I already mentioned "defer" as in Go or Zig. It's explicitly tied to scope exit, not object lifetime, so it avoids all of the problems inherent in confusing the two.
I didn't ask what language you would use. I asked what you would do in C++, given you're criticizing people for writing such code in the language. If you're put so much thought into this problem like you claim then surely you must have a better alternative in mind.
I don't care what people "would do" in C++ today, because my whole point is that C++ started down this bad path years ago. I'm not criticizing people for writing such code. I'm criticizing the standards-makers who made such hacks (seem) necessary. It's not about having put thought into it either. Lots of people had put plenty of thought into it when the various versions of C++ were standardized.
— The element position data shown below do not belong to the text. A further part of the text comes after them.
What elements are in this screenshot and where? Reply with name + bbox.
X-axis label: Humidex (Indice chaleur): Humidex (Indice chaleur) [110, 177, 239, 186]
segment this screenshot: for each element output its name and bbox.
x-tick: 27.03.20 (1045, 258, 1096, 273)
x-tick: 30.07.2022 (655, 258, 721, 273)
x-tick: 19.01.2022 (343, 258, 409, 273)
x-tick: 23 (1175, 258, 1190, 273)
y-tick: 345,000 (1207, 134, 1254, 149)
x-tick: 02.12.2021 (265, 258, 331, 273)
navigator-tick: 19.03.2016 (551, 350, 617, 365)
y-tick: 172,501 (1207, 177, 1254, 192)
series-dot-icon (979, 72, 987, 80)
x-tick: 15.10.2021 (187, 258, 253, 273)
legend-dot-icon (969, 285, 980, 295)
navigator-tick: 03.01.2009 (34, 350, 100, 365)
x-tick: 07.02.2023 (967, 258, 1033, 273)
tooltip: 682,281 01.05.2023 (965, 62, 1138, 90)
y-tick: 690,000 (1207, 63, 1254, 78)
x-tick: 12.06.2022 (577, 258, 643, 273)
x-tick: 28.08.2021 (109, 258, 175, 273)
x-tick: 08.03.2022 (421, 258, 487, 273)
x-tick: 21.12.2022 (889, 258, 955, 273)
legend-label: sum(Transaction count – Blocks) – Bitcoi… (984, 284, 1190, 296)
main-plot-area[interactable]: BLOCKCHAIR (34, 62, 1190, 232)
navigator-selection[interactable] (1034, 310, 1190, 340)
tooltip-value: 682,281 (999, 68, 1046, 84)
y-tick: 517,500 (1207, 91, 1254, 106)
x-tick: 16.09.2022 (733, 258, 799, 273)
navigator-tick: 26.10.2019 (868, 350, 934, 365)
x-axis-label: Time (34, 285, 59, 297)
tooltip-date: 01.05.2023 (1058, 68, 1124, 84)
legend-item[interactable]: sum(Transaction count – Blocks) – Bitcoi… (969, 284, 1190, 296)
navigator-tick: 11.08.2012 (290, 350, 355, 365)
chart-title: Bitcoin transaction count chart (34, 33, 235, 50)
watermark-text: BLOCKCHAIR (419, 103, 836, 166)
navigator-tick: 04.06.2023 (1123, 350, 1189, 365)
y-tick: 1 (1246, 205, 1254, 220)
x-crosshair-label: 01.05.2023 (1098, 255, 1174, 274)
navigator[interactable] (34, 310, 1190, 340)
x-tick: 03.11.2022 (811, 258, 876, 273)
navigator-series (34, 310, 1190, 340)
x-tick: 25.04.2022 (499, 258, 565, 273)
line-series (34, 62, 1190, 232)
This is about making the right choices from among the alternatives available, and that was not done.
Demanding a solution that is both applicable to C++ as it exists today and yet not in C++ today is demanding two contradictory things. It's demanding that the same thing both did and didn't happen. It's dishonest. You want a suggestion? Adopt "defer" for the next version of C++. It's the best we can do. We can't change the past, but we can learn from it if we don't get stuck trying to excuse past mistakes and attack those who point them out.
I'm not quick to judge (in this case). I'm judging after careful consideration, because I know the difference between good and bad patterns. The ones being hasty are those who mistake their own comfort level with something (often because they know nothing else) for actual merit.